Un portefeuille plus large que les seuls actifs de l'APE

Le portefeuille de l'APE ne regroupe pas toutes les sociétés opérant dans la sphère commerciale dans lesquelles la puissance publique a des intérêts, loin de là. On peut par exemple citer la SNCF et la RATP, La Poste, la FDJ, France Télévisions ou les infrastructures comme les ports de Marseille Fos, Le Havre et Dunkerque, l'exploitants de réseaux RTE et bien d'autres encore, jusque dans l'industrie avec STX France ou Giat. On pourrait aussi ajouter Alstom, une société cotée qui ne figure pas dans le portefeuille de l'APE car les 20% contrôlés sont issus d'un prêt de titres appartenant à Bouygues. En outre, un certain nombre de participations publiques sont logées au sein du duo Caisse des Dépôts / Bpifrance. Par exemple, la CDC détient 40,9% du capital de CNP Assurances, en plus des 1,1% détenus par l'Etat via l'APE. Chez Orange, l'Etat possède 13,5% mais exerce son action dans le cadre un pacte d'actionnaires avec Bpifrance, qui détient 9,6% additionnels. La banque publique d'investissement possède par ailleurs des dizaines de participations dans des sociétés dont certaines sont cotées. Mais elles ne constituent pas des participations de l'Etat stricto sensu, car elles sont gérées indépendamment.

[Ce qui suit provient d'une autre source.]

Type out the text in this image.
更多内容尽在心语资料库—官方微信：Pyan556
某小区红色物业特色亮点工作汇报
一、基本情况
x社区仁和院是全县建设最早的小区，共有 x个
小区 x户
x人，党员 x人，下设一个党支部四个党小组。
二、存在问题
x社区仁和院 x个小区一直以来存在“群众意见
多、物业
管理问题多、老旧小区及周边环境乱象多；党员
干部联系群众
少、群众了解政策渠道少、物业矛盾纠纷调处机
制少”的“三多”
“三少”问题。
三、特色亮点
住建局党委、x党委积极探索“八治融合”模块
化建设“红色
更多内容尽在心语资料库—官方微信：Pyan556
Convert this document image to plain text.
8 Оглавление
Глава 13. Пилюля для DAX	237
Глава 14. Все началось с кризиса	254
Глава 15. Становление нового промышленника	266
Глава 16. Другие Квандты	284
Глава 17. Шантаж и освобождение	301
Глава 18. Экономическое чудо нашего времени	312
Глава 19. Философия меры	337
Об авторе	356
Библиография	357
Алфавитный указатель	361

Une dernière chose : les montants en jeu sont somme toute modestes au regard de la dette de l'Etat au sens de Maastricht (collectivités locales et sécurité sociale incluses). La totalité des participations de l'APE, si l'on retient le chiffre de 60 MdsE de valeur boursière, ne représente que 2,8% de l'endettement de l'Etat (2.170 MdsE, fin du premier semestre 2016). La part la plus facile à monétiser, 11 MdsE, n'atteint finalement que 0,5% du total. Dans l'absolu, c'est une manne conséquente. Mais elle est à relativiser lorsqu'on la rapporte aux enjeux budgétaires français.

* Les valorisations utilisées sont celles de la séance de bourse du 8 décembre 2016.